You can't hope to diversify successfully from a weak base. Any new enterprise will divert time, attention and money from the main business. The first step in diversifying, therefore, is paradoxical - making sure that the base activities are being run as efficiently, productively and profitably as possible.
But what if your inventory of strengths, honestly compiled, does come up with a more encouraging platform? The world is full of possibilities. It isn't just a question of making a choice. Before reaching that stage, management must establish a list of alternatives, potentially valuable uses and extensions of the firm's true talents.
That doesn't mean extensions of your existing product line (which account for most so-called 'new' products). When Mercedes-Benz moved down in size and price to compete against BMW, it wasn't truly diversifying.

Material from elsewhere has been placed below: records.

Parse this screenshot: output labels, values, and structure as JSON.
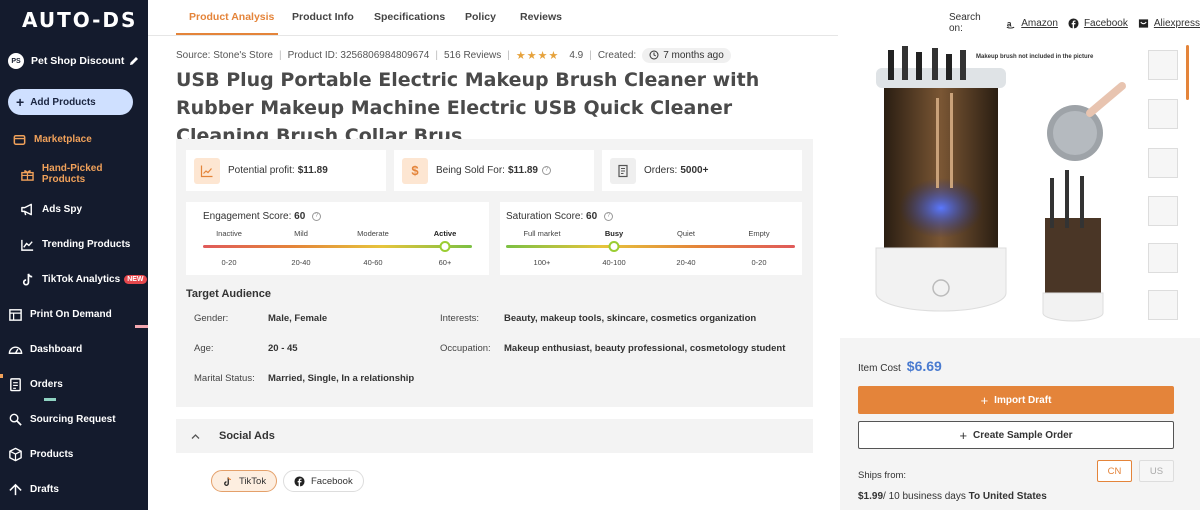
{
  "sidebar": {
    "logo": "AUTO-DS",
    "store": {
      "badge": "PS",
      "name": "Pet Shop Discount"
    },
    "add_products": "Add Products",
    "items": [
      {
        "label": "Marketplace",
        "icon": "store-icon"
      },
      {
        "label": "Hand-Picked Products",
        "icon": "gift-icon"
      },
      {
        "label": "Ads Spy",
        "icon": "megaphone-icon"
      },
      {
        "label": "Trending Products",
        "icon": "trending-icon"
      },
      {
        "label": "TikTok Analytics",
        "icon": "tiktok-icon",
        "badge": "NEW"
      },
      {
        "label": "Print On Demand",
        "icon": "print-icon"
      },
      {
        "label": "Dashboard",
        "icon": "dashboard-icon"
      },
      {
        "label": "Orders",
        "icon": "orders-icon"
      },
      {
        "label": "Sourcing Request",
        "icon": "sourcing-icon"
      },
      {
        "label": "Products",
        "icon": "box-icon"
      },
      {
        "label": "Drafts",
        "icon": "drafts-icon"
      }
    ]
  },
  "tabs": [
    "Product Analysis",
    "Product Info",
    "Specifications",
    "Policy",
    "Reviews"
  ],
  "search_on": {
    "label": "Search on:",
    "sites": [
      "Amazon",
      "Facebook",
      "Aliexpress"
    ]
  },
  "meta": {
    "source": "Source: Stone's Store",
    "product_id": "Product ID: 3256806984809674",
    "reviews": "516 Reviews",
    "stars": "★★★★",
    "rating": "4.9",
    "created_label": "Created:",
    "created_value": "7 months ago"
  },
  "title": "USB Plug Portable Electric Makeup Brush Cleaner with Rubber Makeup Machine Electric USB Quick Cleaner Cleaning Brush Collar Brus",
  "stats": {
    "profit_label": "Potential profit:",
    "profit_value": "$11.89",
    "sold_label": "Being Sold For:",
    "sold_value": "$11.89",
    "orders_label": "Orders:",
    "orders_value": "5000+",
    "dollar_glyph": "$"
  },
  "engagement": {
    "label": "Engagement Score:",
    "value": "60",
    "levels": [
      "Inactive",
      "Mild",
      "Moderate",
      "Active"
    ],
    "ranges": [
      "0-20",
      "20-40",
      "40-60",
      "60+"
    ],
    "selected_index": 3
  },
  "saturation": {
    "label": "Saturation Score:",
    "value": "60",
    "levels": [
      "Full market",
      "Busy",
      "Quiet",
      "Empty"
    ],
    "ranges": [
      "100+",
      "40-100",
      "20-40",
      "0-20"
    ],
    "selected_index": 1
  },
  "audience": {
    "title": "Target Audience",
    "gender_label": "Gender:",
    "gender": "Male, Female",
    "age_label": "Age:",
    "age": "20 - 45",
    "marital_label": "Marital Status:",
    "marital": "Married, Single, In a relationship",
    "interests_label": "Interests:",
    "interests": "Beauty, makeup tools, skincare, cosmetics organization",
    "occupation_label": "Occupation:",
    "occupation": "Makeup enthusiast, beauty professional, cosmetology student"
  },
  "social": {
    "title": "Social Ads",
    "chips": [
      "TikTok",
      "Facebook"
    ]
  },
  "image": {
    "caption": "Makeup brush not included in the picture"
  },
  "purchase": {
    "item_cost_label": "Item Cost",
    "item_cost": "$6.69",
    "import_label": "Import Draft",
    "sample_label": "Create Sample Order",
    "ships_from_label": "Ships from:",
    "ship_cn": "CN",
    "ship_us": "US",
    "shipping_price": "$1.99",
    "shipping_days": "/ 10 business days",
    "shipping_dest": "To United States"
  },
  "colors": {
    "sidebar_bg": "#141b2d",
    "accent": "#e4843a",
    "price_blue": "#4a7bd0"
  }
}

The current venture into micro-cars, though, does take the company into genuinely new territory.
Its deep knowledge of cars and engineering (and its equally deep purse) are key strengths. But because the micro-car market is so different, Merc has sensibly allied itself with Swatch, which knows far more about low-cost production, miniaturisation and mass marketing.
Like Merc, true diversifiers of any size need outside help. Buggie recommends that, having established what the firm is good (and bad) at, you set down the criteria (product characteristics, return on investment, sales volume, share of market, etc) that the new line of business should satisfy. Then you look outside as well as inside.
Beecham wouldn't now be part of SmithKline Beecham, a global health-care giant, if it hadn't turned to Ernst Chain, the great penicillin pioneer, for advice on where to direct its research. That counsel led to fermentation chemistry and the money-spinning synthetic penicillins. Buggie calls his equivalent use of outsider expertise a 'brain bank' .
First, you need to brainstorm as many ideas as possible in a highly organised session, preferably held away from the firm, with a leader from inside and an outside facilitator. The session needs from five to seven people, drawn from different backgrounds. And you use 'brain bank' experts, recruited from universities, the trade press or wherever, to help the insiders screen ideas and test their technical and economic feasibility.
That will generate a short-list. Then you go through the same process all over again, until you arrive at the single diversification which best satisfies your original criteria. The procedure sounds painstaking and time-consuming. So it is. That's why most diversifiers (see Velden) instead operate on hunch and hope. And that's why they fail.